“You know, if you believe things badly enough, you can make them true.”
“There’s nothing you could have done differently[.]”
This article brought back a lot of memories of my own pregnancy, and how I felt right up to the moment when my OB-GYN came in to tell me that it was all going wrong and that they recommended an emergency c-section. It also brought back the months and months after E was born, when I was casting about for explanations, for help, for something solid that I could sink my confusion, my shameful grief, and my rage.
Just to meander a little: the article isn’t really about this, my pain, my and A’s struggles, E’s struggles. But it livened up that old thing I keep coming back to — while the imagined E still lives in my brain, he’s never existed physically here on earth. E is who he was born as, and he has never been anyone else. To keep wishing things would be easier for him, that a magical cure would “fix” him, is understandable from my point of view, sure. But it’s not going to happen, because there is no way to “fix” him. Treat the seizures? Yes. Treat the muscle tightness? Of course. Do the vision exercises, read to him, go to PT and OT and speech, yes, yes, yes.

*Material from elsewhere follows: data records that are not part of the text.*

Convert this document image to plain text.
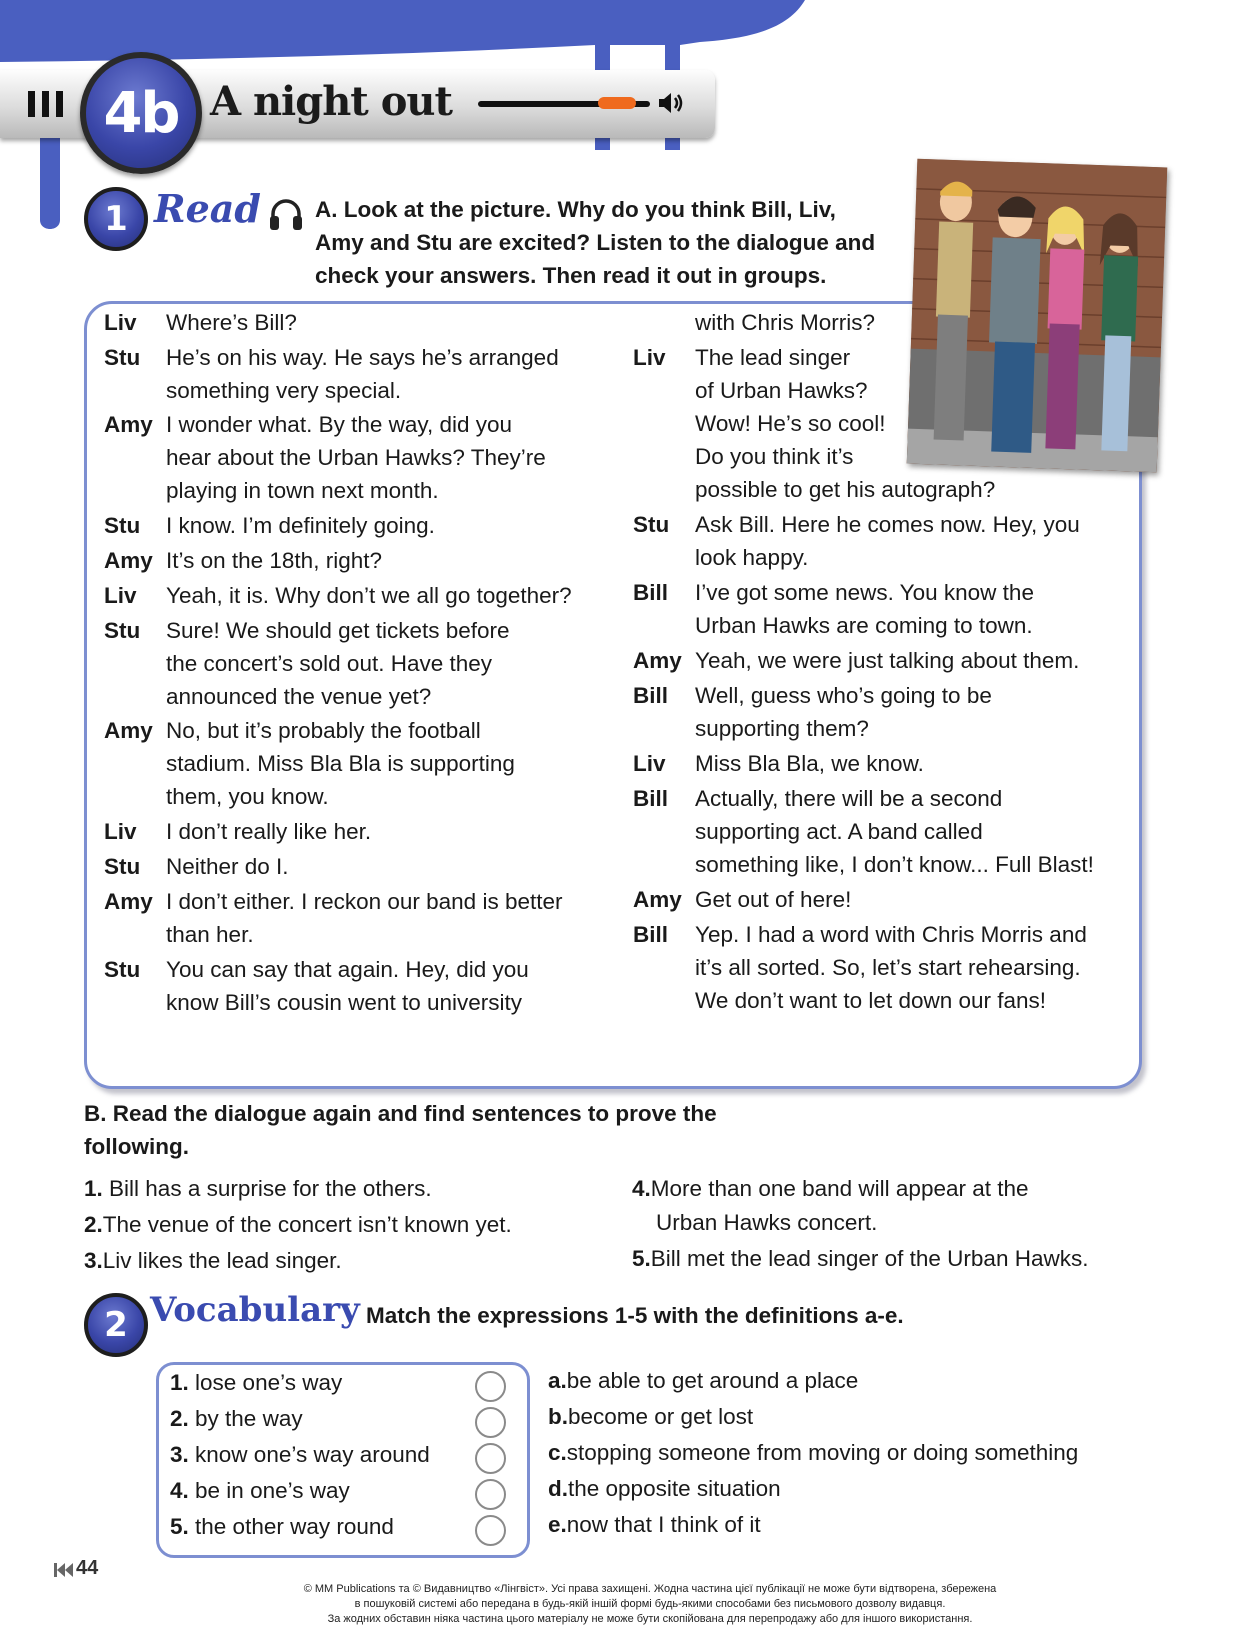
4b A night out
1 Read A. Look at the picture. Why do you think Bill, Liv,
Amy and Stu are excited? Listen to the dialogue and
check your answers. Then read it out in groups.
Liv Where’s Bill?
Stu He’s on his way. He says he’s arranged
something very special.
Amy I wonder what. By the way, did you
hear about the Urban Hawks? They’re
playing in town next month.
Stu I know. I’m definitely going.
Amy It’s on the 18th, right?
Liv Yeah, it is. Why don’t we all go together?
Stu Sure! We should get tickets before
the concert’s sold out. Have they
announced the venue yet?
Amy No, but it’s probably the football
stadium. Miss Bla Bla is supporting
them, you know.
Liv I don’t really like her.
Stu Neither do I.
Amy I don’t either. I reckon our band is better
than her.
Stu You can say that again. Hey, did you
know Bill’s cousin went to university
with Chris Morris?
Liv The lead singer
of Urban Hawks?
Wow! He’s so cool!
Do you think it’s
possible to get his autograph?
Stu Ask Bill. Here he comes now. Hey, you
look happy.
Bill I’ve got some news. You know the
Urban Hawks are coming to town.
Amy Yeah, we were just talking about them.
Bill Well, guess who’s going to be
supporting them?
Liv Miss Bla Bla, we know.
Bill Actually, there will be a second
supporting act. A band called
something like, I don’t know... Full Blast!
Amy Get out of here!
Bill Yep. I had a word with Chris Morris and
it’s all sorted. So, let’s start rehearsing.
We don’t want to let down our fans!
B. Read the dialogue again and find sentences to prove the
following.
1. Bill has a surprise for the others.
2.The venue of the concert isn’t known yet.
3.Liv likes the lead singer.
4.More than one band will appear at the
Urban Hawks concert.
5.Bill met the lead singer of the Urban Hawks.
2 Vocabulary Match the expressions 1-5 with the definitions a-e.
1. lose one’s way
2. by the way
3. know one’s way around
4. be in one’s way
5. the other way round
a.be able to get around a place
b.become or get lost
c.stopping someone from moving or doing something
d.the opposite situation
e.now that I think of it
44
© MM Publications та © Видавництво «Лінгвіст». Усі права захищені. Жодна частина цієї публікації не може бути відтворена, збережена
в пошуковій системі або передана в будь-якій іншій формі будь-якими способами без письмового дозволу видавця.
За жодних обставин ніяка частина цього матеріалу не може бути скопійована для перепродажу або для іншого використання.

But these are, in the terminology of all our great healthcare folks, to help him achieve the most that he can on his particular developmental arc. These are not going to thicken up his corpus callosum, or roll back the damage done by the infantile spasms and the stroke and brain bleeds.
To want the best of everything for him is not weird. But if it stands in the way of accepting who he actually is, if I twist it into seeing him as not a person but a potential, then it is wrong. He is himself.
One last note: I was disappointed to read that quote from Peter Singer, whom I admired for his views on the suffering of animals. I’ll have to look more into that.